Reducing
The sum method is a type of terminal operation known as a reducing operation: it takes a set of values and reduces them to an aggregate value. You could also have implemented the sum functionality via the general purpose reduce terminal operation:
l.stream()
.filter(p -> p%2==1)
.mapToInt(p -> p * p)
.reduce((a, b) -> a + b)
The reduce method starts by passing the first two elements in the stream to the lambda expression provided. The result of this operation is then passed to the lambda expression along with the third element, and so on until the elements have all been processed. The following is a print out of the values passed to the reduce lambda expression:
a = 25, b = 3025
a = 3050, b = 529
a = 3579, b = 49
a = 3628, b = 2025
(There are 5 odd numbers, so the expression is invoked 4 times).
The reduce method returns an instance of OptionalInt, because the filter method could have potentially removed all elements from the Stream.
The reduce operation accepts a lambda expression conforming to the BinaryOperator functional interface.
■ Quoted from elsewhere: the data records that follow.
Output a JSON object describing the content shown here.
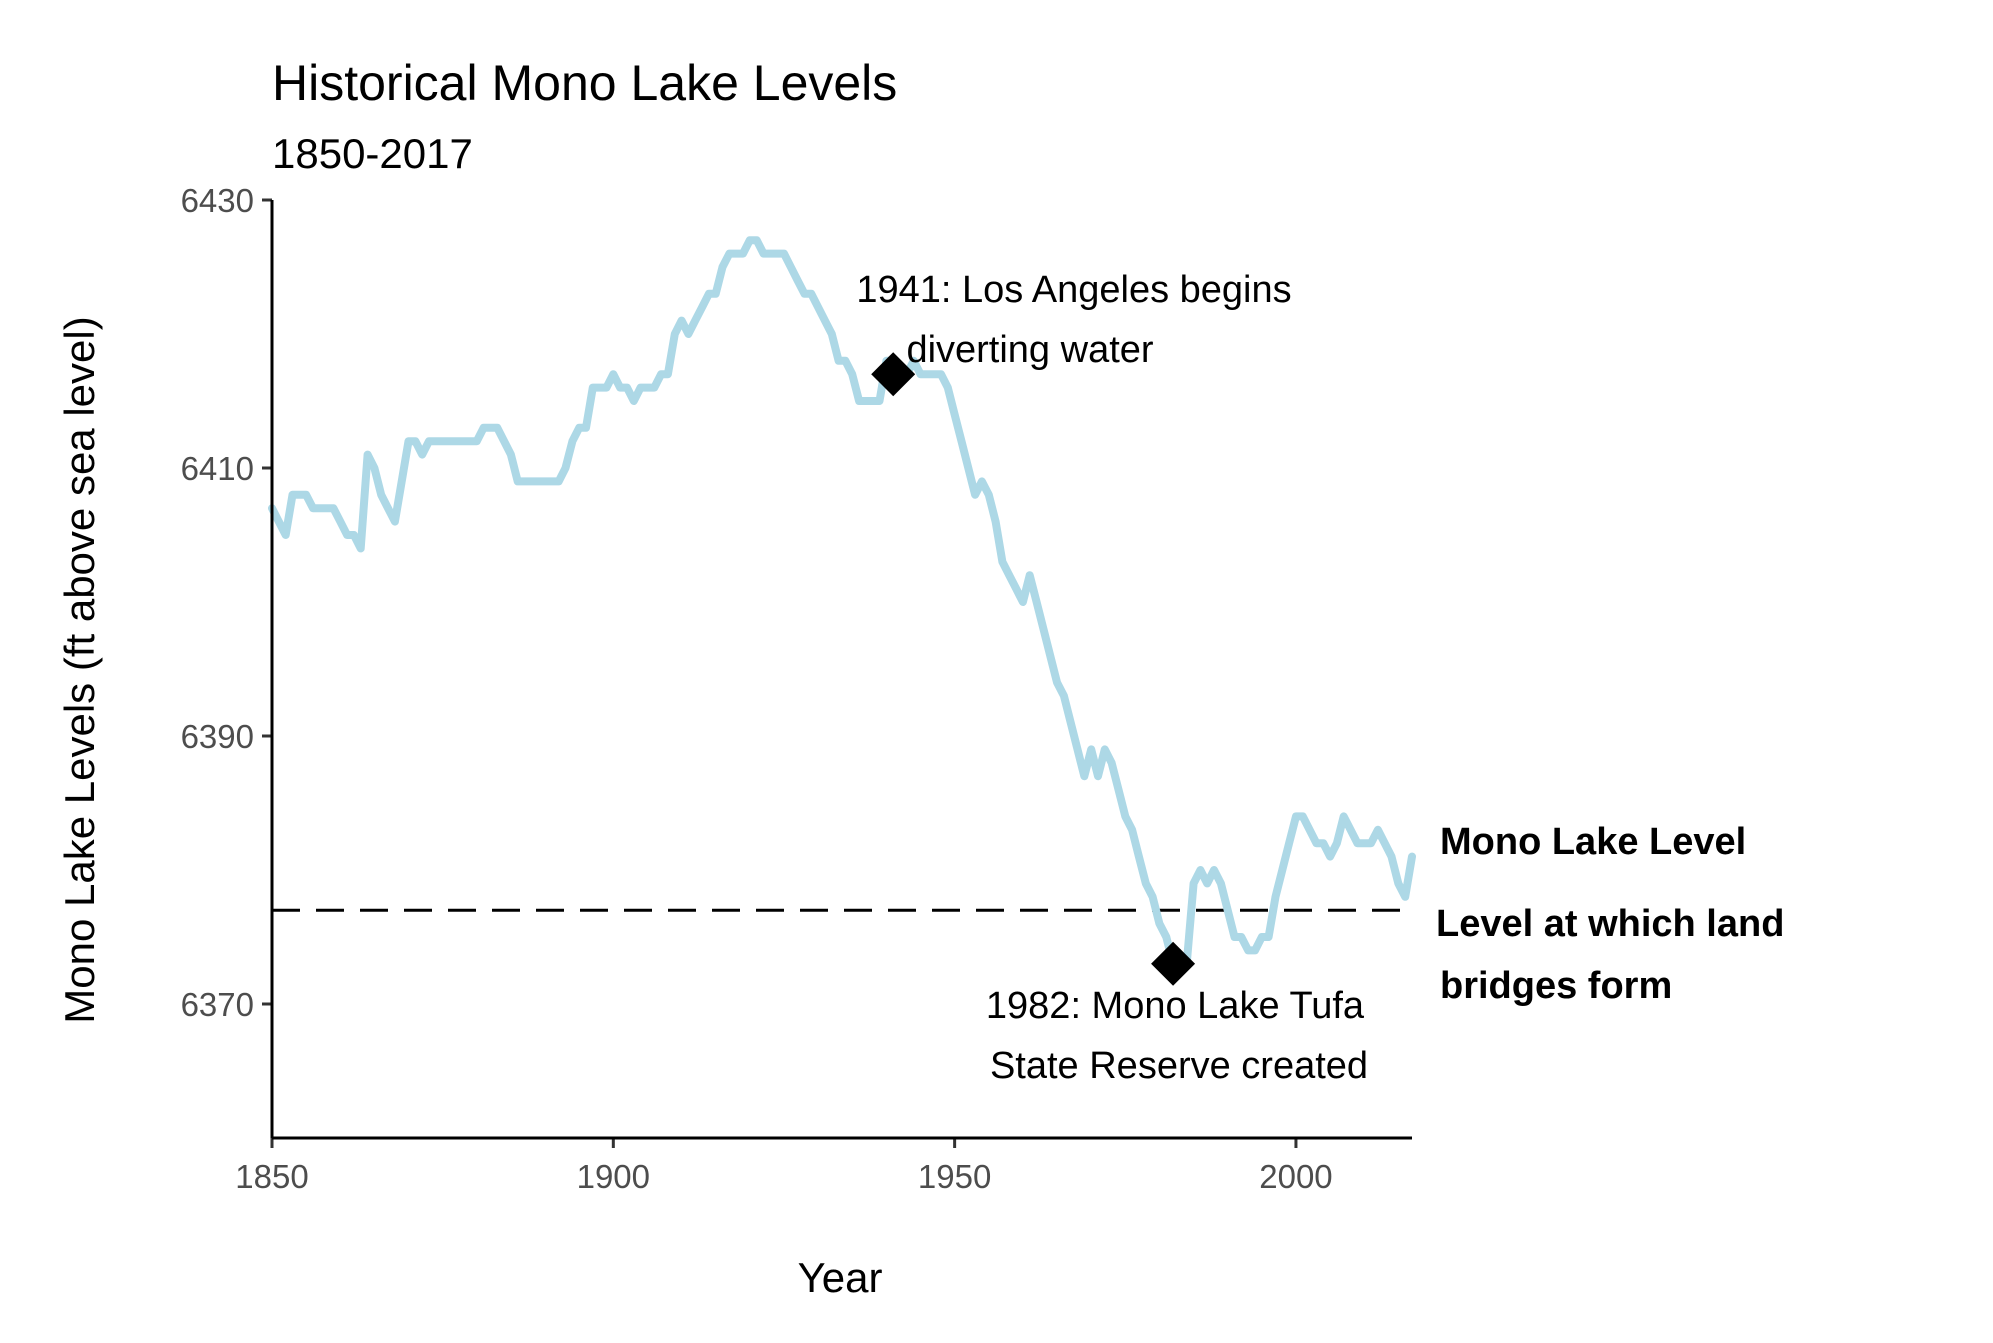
{
  "chart_data": {
    "type": "line",
    "title": "Historical Mono Lake Levels",
    "subtitle": "1850-2017",
    "xlabel": "Year",
    "ylabel": "Mono Lake Levels (ft above sea level)",
    "xlim": [
      1850,
      2017
    ],
    "ylim": [
      6360,
      6430
    ],
    "x_ticks": [
      1850,
      1900,
      1950,
      2000
    ],
    "y_ticks": [
      6370,
      6390,
      6410,
      6430
    ],
    "grid": false,
    "colors": {
      "series": "#add8e6",
      "threshold": "#000000",
      "marker": "#000000"
    },
    "series": [
      {
        "name": "Mono Lake Level",
        "x": [
          1850,
          1851,
          1852,
          1853,
          1854,
          1855,
          1856,
          1857,
          1858,
          1859,
          1860,
          1861,
          1862,
          1863,
          1864,
          1865,
          1866,
          1867,
          1868,
          1869,
          1870,
          1871,
          1872,
          1873,
          1874,
          1875,
          1876,
          1877,
          1878,
          1879,
          1880,
          1881,
          1882,
          1883,
          1884,
          1885,
          1886,
          1887,
          1888,
          1889,
          1890,
          1891,
          1892,
          1893,
          1894,
          1895,
          1896,
          1897,
          1898,
          1899,
          1900,
          1901,
          1902,
          1903,
          1904,
          1905,
          1906,
          1907,
          1908,
          1909,
          1910,
          1911,
          1912,
          1913,
          1914,
          1915,
          1916,
          1917,
          1918,
          1919,
          1920,
          1921,
          1922,
          1923,
          1924,
          1925,
          1926,
          1927,
          1928,
          1929,
          1930,
          1931,
          1932,
          1933,
          1934,
          1935,
          1936,
          1937,
          1938,
          1939,
          1940,
          1941,
          1942,
          1943,
          1944,
          1945,
          1946,
          1947,
          1948,
          1949,
          1950,
          1951,
          1952,
          1953,
          1954,
          1955,
          1956,
          1957,
          1958,
          1959,
          1960,
          1961,
          1962,
          1963,
          1964,
          1965,
          1966,
          1967,
          1968,
          1969,
          1970,
          1971,
          1972,
          1973,
          1974,
          1975,
          1976,
          1977,
          1978,
          1979,
          1980,
          1981,
          1982,
          1983,
          1984,
          1985,
          1986,
          1987,
          1988,
          1989,
          1990,
          1991,
          1992,
          1993,
          1994,
          1995,
          1996,
          1997,
          1998,
          1999,
          2000,
          2001,
          2002,
          2003,
          2004,
          2005,
          2006,
          2007,
          2008,
          2009,
          2010,
          2011,
          2012,
          2013,
          2014,
          2015,
          2016,
          2017
        ],
        "values": [
          6407,
          6406,
          6405,
          6408,
          6408,
          6408,
          6407,
          6407,
          6407,
          6407,
          6406,
          6405,
          6405,
          6404,
          6411,
          6410,
          6408,
          6407,
          6406,
          6409,
          6412,
          6412,
          6411,
          6412,
          6412,
          6412,
          6412,
          6412,
          6412,
          6412,
          6412,
          6413,
          6413,
          6413,
          6412,
          6411,
          6409,
          6409,
          6409,
          6409,
          6409,
          6409,
          6409,
          6410,
          6412,
          6413,
          6413,
          6416,
          6416,
          6416,
          6417,
          6416,
          6416,
          6415,
          6416,
          6416,
          6416,
          6417,
          6417,
          6420,
          6421,
          6420,
          6421,
          6422,
          6423,
          6423,
          6425,
          6426,
          6426,
          6426,
          6427,
          6427,
          6426,
          6426,
          6426,
          6426,
          6425,
          6424,
          6423,
          6423,
          6422,
          6421,
          6420,
          6418,
          6418,
          6417,
          6415,
          6415,
          6415,
          6415,
          6418,
          6418,
          6417,
          6417,
          6418,
          6417,
          6417,
          6417,
          6417,
          6416,
          6414,
          6412,
          6410,
          6408,
          6409,
          6408,
          6406,
          6403,
          6402,
          6401,
          6400,
          6402,
          6400,
          6398,
          6396,
          6394,
          6393,
          6391,
          6389,
          6387,
          6389,
          6387,
          6389,
          6388,
          6386,
          6384,
          6383,
          6381,
          6379,
          6378,
          6376,
          6375,
          6373,
          6373,
          6373,
          6379,
          6380,
          6379,
          6380,
          6379,
          6377,
          6375,
          6375,
          6374,
          6374,
          6375,
          6375,
          6378,
          6380,
          6382,
          6384,
          6384,
          6383,
          6382,
          6382,
          6381,
          6382,
          6384,
          6383,
          6382,
          6382,
          6382,
          6383,
          6382,
          6381,
          6379,
          6378,
          6381
        ]
      }
    ],
    "threshold": {
      "name": "Level at which land bridges form",
      "y": 6377
    },
    "annotations": [
      {
        "x": 1941,
        "y": 6417,
        "text_line1": "1941: Los Angeles begins",
        "text_line2": "diverting water"
      },
      {
        "x": 1982,
        "y": 6373,
        "text_line1": "1982: Mono Lake Tufa",
        "text_line2": "State Reserve created"
      }
    ],
    "labels": {
      "series_label": "Mono Lake Level",
      "threshold_label_line1": "Level at which land",
      "threshold_label_line2": "bridges form"
    }
  }
}
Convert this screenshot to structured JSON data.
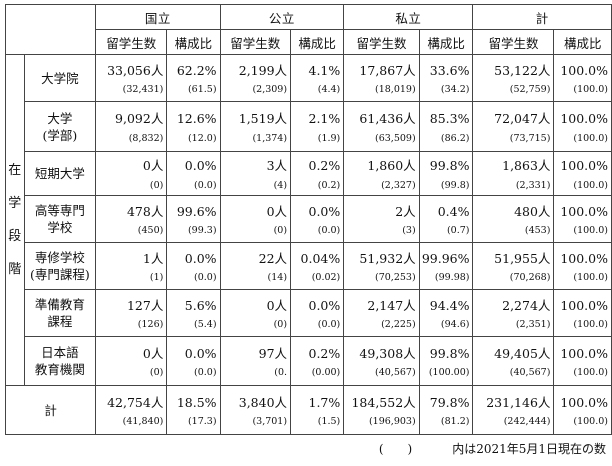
{
  "header": {
    "groups": [
      "国立",
      "公立",
      "私立",
      "計"
    ],
    "subcols": [
      "留学生数",
      "構成比"
    ]
  },
  "side_label": [
    "在",
    "学",
    "段",
    "階"
  ],
  "rows": [
    {
      "label": [
        "大学院"
      ],
      "cells": [
        {
          "count": "33,056人",
          "ratio": "62.2%",
          "prev_count": "(32,431)",
          "prev_ratio": "(61.5)"
        },
        {
          "count": "2,199人",
          "ratio": "4.1%",
          "prev_count": "(2,309)",
          "prev_ratio": "(4.4)"
        },
        {
          "count": "17,867人",
          "ratio": "33.6%",
          "prev_count": "(18,019)",
          "prev_ratio": "(34.2)"
        },
        {
          "count": "53,122人",
          "ratio": "100.0%",
          "prev_count": "(52,759)",
          "prev_ratio": "(100.0)"
        }
      ]
    },
    {
      "label": [
        "大学",
        "(学部)"
      ],
      "cells": [
        {
          "count": "9,092人",
          "ratio": "12.6%",
          "prev_count": "(8,832)",
          "prev_ratio": "(12.0)"
        },
        {
          "count": "1,519人",
          "ratio": "2.1%",
          "prev_count": "(1,374)",
          "prev_ratio": "(1.9)"
        },
        {
          "count": "61,436人",
          "ratio": "85.3%",
          "prev_count": "(63,509)",
          "prev_ratio": "(86.2)"
        },
        {
          "count": "72,047人",
          "ratio": "100.0%",
          "prev_count": "(73,715)",
          "prev_ratio": "(100.0)"
        }
      ]
    },
    {
      "label": [
        "短期大学"
      ],
      "cells": [
        {
          "count": "0人",
          "ratio": "0.0%",
          "prev_count": "(0)",
          "prev_ratio": "(0.0)"
        },
        {
          "count": "3人",
          "ratio": "0.2%",
          "prev_count": "(4)",
          "prev_ratio": "(0.2)"
        },
        {
          "count": "1,860人",
          "ratio": "99.8%",
          "prev_count": "(2,327)",
          "prev_ratio": "(99.8)"
        },
        {
          "count": "1,863人",
          "ratio": "100.0%",
          "prev_count": "(2,331)",
          "prev_ratio": "(100.0)"
        }
      ]
    },
    {
      "label": [
        "高等専門",
        "学校"
      ],
      "cells": [
        {
          "count": "478人",
          "ratio": "99.6%",
          "prev_count": "(450)",
          "prev_ratio": "(99.3)"
        },
        {
          "count": "0人",
          "ratio": "0.0%",
          "prev_count": "(0)",
          "prev_ratio": "(0.0)"
        },
        {
          "count": "2人",
          "ratio": "0.4%",
          "prev_count": "(3)",
          "prev_ratio": "(0.7)"
        },
        {
          "count": "480人",
          "ratio": "100.0%",
          "prev_count": "(453)",
          "prev_ratio": "(100.0)"
        }
      ]
    },
    {
      "label": [
        "専修学校",
        "(専門課程)"
      ],
      "cells": [
        {
          "count": "1人",
          "ratio": "0.0%",
          "prev_count": "(1)",
          "prev_ratio": "(0.0)"
        },
        {
          "count": "22人",
          "ratio": "0.04%",
          "prev_count": "(14)",
          "prev_ratio": "(0.02)"
        },
        {
          "count": "51,932人",
          "ratio": "99.96%",
          "prev_count": "(70,253)",
          "prev_ratio": "(99.98)"
        },
        {
          "count": "51,955人",
          "ratio": "100.0%",
          "prev_count": "(70,268)",
          "prev_ratio": "(100.0)"
        }
      ]
    },
    {
      "label": [
        "準備教育",
        "課程"
      ],
      "cells": [
        {
          "count": "127人",
          "ratio": "5.6%",
          "prev_count": "(126)",
          "prev_ratio": "(5.4)"
        },
        {
          "count": "0人",
          "ratio": "0.0%",
          "prev_count": "(0)",
          "prev_ratio": "(0.0)"
        },
        {
          "count": "2,147人",
          "ratio": "94.4%",
          "prev_count": "(2,225)",
          "prev_ratio": "(94.6)"
        },
        {
          "count": "2,274人",
          "ratio": "100.0%",
          "prev_count": "(2,351)",
          "prev_ratio": "(100.0)"
        }
      ]
    },
    {
      "label": [
        "日本語",
        "教育機関"
      ],
      "cells": [
        {
          "count": "0人",
          "ratio": "0.0%",
          "prev_count": "(0)",
          "prev_ratio": "(0.0)"
        },
        {
          "count": "97人",
          "ratio": "0.2%",
          "prev_count": "(0.",
          "prev_ratio": "(0.00)"
        },
        {
          "count": "49,308人",
          "ratio": "99.8%",
          "prev_count": "(40,567)",
          "prev_ratio": "(100.00)"
        },
        {
          "count": "49,405人",
          "ratio": "100.0%",
          "prev_count": "(40,567)",
          "prev_ratio": "(100.0)"
        }
      ]
    }
  ],
  "total_row": {
    "label": [
      "計"
    ],
    "cells": [
      {
        "count": "42,754人",
        "ratio": "18.5%",
        "prev_count": "(41,840)",
        "prev_ratio": "(17.3)"
      },
      {
        "count": "3,840人",
        "ratio": "1.7%",
        "prev_count": "(3,701)",
        "prev_ratio": "(1.5)"
      },
      {
        "count": "184,552人",
        "ratio": "79.8%",
        "prev_count": "(196,903)",
        "prev_ratio": "(81.2)"
      },
      {
        "count": "231,146人",
        "ratio": "100.0%",
        "prev_count": "(242,444)",
        "prev_ratio": "(100.0)"
      }
    ]
  },
  "footnote": {
    "paren": "(　　)",
    "text": "内は2021年5月1日現在の数"
  }
}
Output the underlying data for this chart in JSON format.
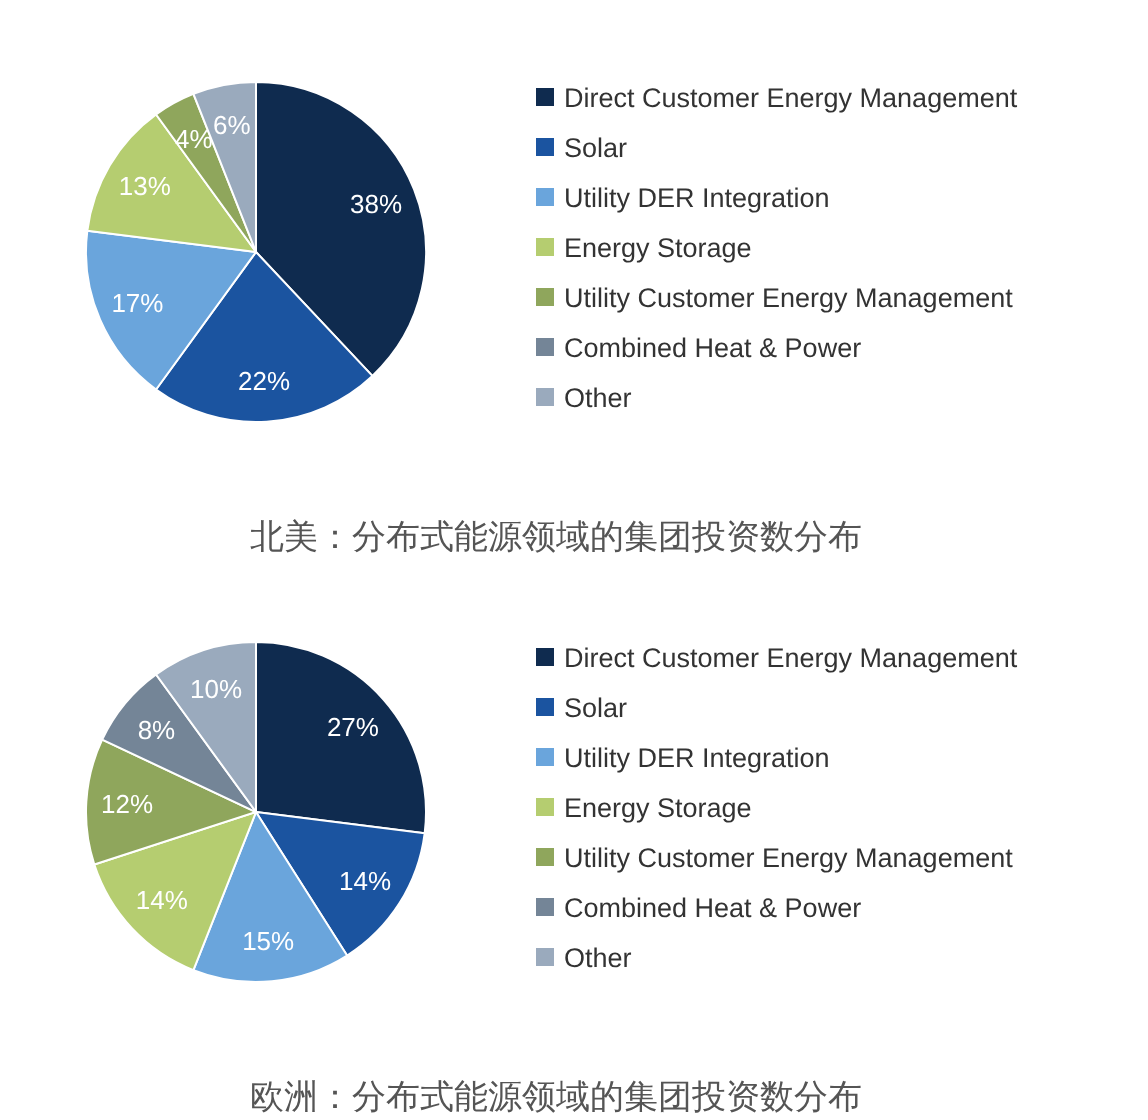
{
  "chart_data": [
    {
      "type": "pie",
      "title": "北美：分布式能源领域的集团投资数分布",
      "categories": [
        "Direct Customer Energy Management",
        "Solar",
        "Utility DER Integration",
        "Energy Storage",
        "Utility Customer Energy Management",
        "Combined Heat & Power",
        "Other"
      ],
      "values": [
        38,
        22,
        17,
        13,
        4,
        0,
        6
      ],
      "value_labels": [
        "38%",
        "22%",
        "17%",
        "13%",
        "4%",
        null,
        "6%"
      ],
      "colors": [
        "#0f2b4f",
        "#1b54a0",
        "#6aa5dc",
        "#b5cd70",
        "#8fa65c",
        "#748597",
        "#9aaabd"
      ],
      "legend": "right"
    },
    {
      "type": "pie",
      "title": "欧洲：分布式能源领域的集团投资数分布",
      "categories": [
        "Direct Customer Energy Management",
        "Solar",
        "Utility DER Integration",
        "Energy Storage",
        "Utility Customer Energy Management",
        "Combined Heat & Power",
        "Other"
      ],
      "values": [
        27,
        14,
        15,
        14,
        12,
        8,
        10
      ],
      "value_labels": [
        "27%",
        "14%",
        "15%",
        "14%",
        "12%",
        "8%",
        "10%"
      ],
      "colors": [
        "#0f2b4f",
        "#1b54a0",
        "#6aa5dc",
        "#b5cd70",
        "#8fa65c",
        "#748597",
        "#9aaabd"
      ],
      "legend": "right"
    }
  ]
}
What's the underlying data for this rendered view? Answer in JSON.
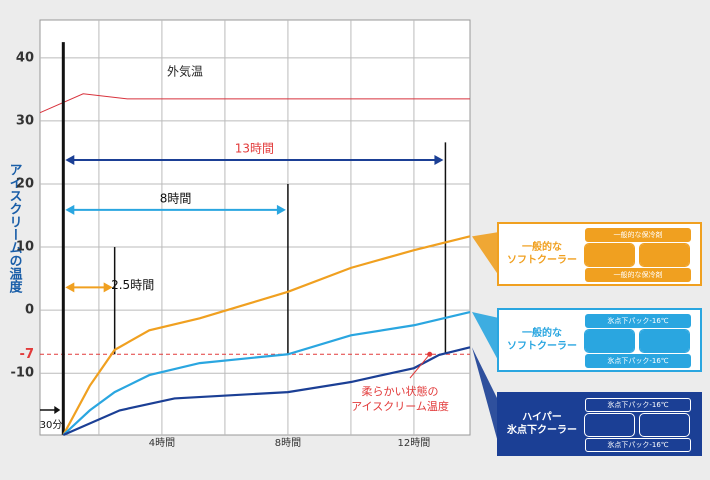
{
  "chart_data": {
    "type": "line",
    "y_label": "アイスクリームの温度",
    "xlim": [
      0.13,
      13.78
    ],
    "ylim": [
      -19.8,
      46
    ],
    "xticks": [
      4,
      8,
      12
    ],
    "xticks_unit": "時間",
    "xgrid": [
      2,
      4,
      6,
      8,
      10,
      12
    ],
    "yticks": [
      40,
      30,
      20,
      10,
      0,
      -10
    ],
    "grid": true,
    "reference": {
      "value": -7,
      "color": "#e23a3a",
      "note": "柔らかい状態の\nアイスクリーム温度",
      "point_hours": 12.5
    },
    "outside": {
      "name": "外気温",
      "color": "#d8323c",
      "x": [
        0.13,
        1.5,
        2.9,
        13.78
      ],
      "values": [
        31.3,
        34.3,
        33.5,
        33.5
      ]
    },
    "start": {
      "hours": 0.87,
      "top": 42.5,
      "label": "30分"
    },
    "durations": [
      {
        "label": "13時間",
        "hours": 13,
        "top": 26.6,
        "level": 23.8,
        "color": "#1b3f95"
      },
      {
        "label": "8時間",
        "hours": 8,
        "top": 20,
        "level": 15.9,
        "color": "#2aa6e0"
      },
      {
        "label": "2.5時間",
        "hours": 2.5,
        "top": 10,
        "level": 3.6,
        "color": "#f0a020"
      }
    ],
    "series": [
      {
        "name": "一般的な\nソフトクーラー",
        "color": "#f0a020",
        "packs": [
          "一般的な保冷剤",
          "一般的な保冷剤"
        ],
        "x": [
          0.87,
          1.71,
          2.5,
          3.6,
          5.2,
          6.8,
          8,
          10,
          12,
          13.78
        ],
        "values": [
          -19.8,
          -12,
          -6.3,
          -3.2,
          -1.3,
          1.1,
          2.9,
          6.7,
          9.5,
          11.7
        ]
      },
      {
        "name": "一般的な\nソフトクーラー",
        "color": "#2aa6e0",
        "packs": [
          "氷点下パック-16℃",
          "氷点下パック-16℃"
        ],
        "x": [
          0.87,
          1.71,
          2.5,
          3.6,
          5.2,
          8,
          10,
          12,
          13.78
        ],
        "values": [
          -19.8,
          -15.9,
          -13,
          -10.3,
          -8.4,
          -7,
          -4,
          -2.4,
          -0.3
        ]
      },
      {
        "name": "ハイパー\n氷点下クーラー",
        "color": "#1b3f95",
        "packs": [
          "氷点下パック-16℃",
          "氷点下パック-16℃"
        ],
        "x": [
          0.87,
          2.66,
          4.4,
          8,
          10,
          12,
          12.8,
          13.78
        ],
        "values": [
          -19.8,
          -15.9,
          -14,
          -13,
          -11.4,
          -9.2,
          -7.1,
          -5.9
        ]
      }
    ]
  }
}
This interface has a method that accepts two parameters and returns a single parameter of the same type:
Due to the power of auto-generated interfaces, you could therefore have reused one of the new static helper methods added to Integer (and the other number wrapper types) in Java 8:
public static int sum(int a, int b)
As follows:
l.stream()
.filter(p -> p%2==1)
.mapToInt(p -> p * p)
.reduce(Integer::sum)
Notice that the sum method is static, therefore you don’t need an instance of Integer to invoke the sum method.
The reduce operation can also accept an optional first parameter representing the initial value of the aggregation:
l.stream()
.filter(p -> p%2==1)
.mapToInt(p -> p * p)
.reduce(100, (a, b) -> a + b)
This example will return 100 more than the previous example.
If omitted, this uses the default value for the data-type returned, e.g. 0 for numbers.